La cárcel para mujeres de Walayat era un edificio gris de planta cuadrada en Shar-e-Nau, cerca de la calle del Pollo. Se hallaba en el centro de un complejo más grande que albergaba a presos varones. Una puerta con candado separaba a Mariam y a las demás mujeres de los hombres que las rodeaban. Mariam contó cinco celdas ocupadas. Eran calabozos desnudos, de paredes sucias y desconchadas, con ventanucos que daban a un patio. Las ventanas tenían barrotes, pero las puertas de las celdas no se cerraban con llave y las mujeres eran libres de salir al patio cuando quisieran. Tampoco tenían cristales, ni cortinas, lo cual significaba que los talibanes que las custodiaban y vagaban por el patio podían ver el interior de las celdas sin problemas. Algunas de las mujeres se quejaban de que los guardias se paraban a fumar junto a las ventanas para lanzar miradas lascivas al interior, con ojos brillantes y sonrisa de lobo, y que se susurraban bromas indecentes unos a otros. Por ello, la mayoría de las mujeres llevaban el burka todo el día, y sólo se lo quitaban con la puesta de sol, cuando se cerraba el portón principal y los guardias ocupaban sus puestos.
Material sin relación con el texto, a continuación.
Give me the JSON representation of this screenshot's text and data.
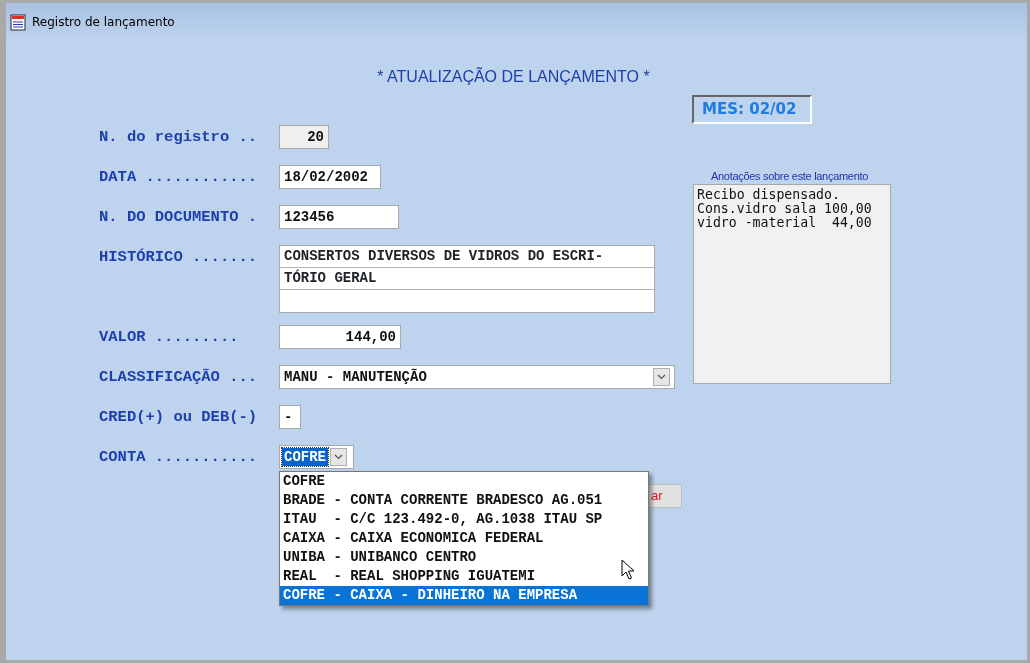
{
  "window": {
    "title": "Registro de lançamento"
  },
  "heading": "* ATUALIZAÇÃO DE LANÇAMENTO *",
  "month_badge": "MES: 02/02",
  "fields": [
    {
      "kind": "readonly",
      "label": "N. do registro ..",
      "value": "20"
    },
    {
      "kind": "text",
      "label": "DATA ............",
      "value": "18/02/2002"
    },
    {
      "kind": "text",
      "label": "N. DO DOCUMENTO .",
      "value": "123456"
    },
    {
      "kind": "multiline",
      "label": "HISTÓRICO .......",
      "lines": [
        "CONSERTOS DIVERSOS DE VIDROS DO ESCRI-",
        "TÓRIO GERAL"
      ]
    },
    {
      "kind": "number",
      "label": "VALOR .........",
      "value": "144,00"
    },
    {
      "kind": "select",
      "label": "CLASSIFICAÇÃO ...",
      "value": "MANU - MANUTENÇÃO"
    },
    {
      "kind": "sign",
      "label": "CRED(+) ou DEB(-)",
      "value": "-"
    },
    {
      "kind": "dropdown",
      "label": "CONTA ...........",
      "value": "COFRE",
      "options": [
        {
          "label": "COFRE",
          "highlighted": false
        },
        {
          "label": "BRADE - CONTA CORRENTE BRADESCO AG.051",
          "highlighted": false
        },
        {
          "label": "ITAU  - C/C 123.492-0, AG.1038 ITAU SP",
          "highlighted": false
        },
        {
          "label": "CAIXA - CAIXA ECONOMICA FEDERAL",
          "highlighted": false
        },
        {
          "label": "UNIBA - UNIBANCO CENTRO",
          "highlighted": false
        },
        {
          "label": "REAL  - REAL SHOPPING IGUATEMI",
          "highlighted": false
        },
        {
          "label": "COFRE - CAIXA - DINHEIRO NA EMPRESA",
          "highlighted": true
        }
      ]
    }
  ],
  "hidden_button": {
    "label": "ar"
  },
  "notes": {
    "label": "Anotações sobre este lançamento",
    "text": "Recibo dispensado.\nCons.vidro sala 100,00\nvidro -material  44,00"
  }
}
Por la noche, no había luz en la celda que Mariam compartía con otras cinco mujeres y cuatro niños. Las noches que había luz eléctrica, aupaban hasta el techo a Nagma, una joven menuda de pecho plano y negros rizos. En el techo había un cable pelado. Con las manos desnudas, Nagma enrollaba el cable en torno a la base de la bombilla para encenderla.
Las letrinas eran del tamaño de un armario con el suelo de cemento agrietado. Había un pequeño agujero rectangular en el suelo, siempre lleno de moscas, en cuyo fondo se acumulaban las heces.
En el centro de la cárcel había un patio rectangular a cielo abierto, y en medio del patio, un aljibe. Éste carecía de desagüe, por lo que el lugar se convertía a menudo en un pantano y el agua sabía a podrido. Las cuerdas de ropa se cruzaban unas con otras, cargadas de calcetines y pañales lavados a mano. Allí recibían las presas a sus visitas; allí hervían el arroz que les llevaban las familias, puesto que la cárcel no les proporcionaba comida. El patio era también el lugar de recreo de los más pequeños. Según habían contado a Mariam, muchos de los niños habían nacido en Walayat y jamás habían visto el mundo que había extramuros. La mujer los observaba cuando correteaban, persiguiéndose unos a otros, haciendo saltar el barro con sus pies descalzos. Corrían por el patio todo el día, enzarzados en alegres juegos, sin prestar atención al hedor a heces y a orina que impregnaba todo Walayat y sus propios cuerpos, sin preocuparse por los guardias talibanes, hasta que uno de ellos les pegaba.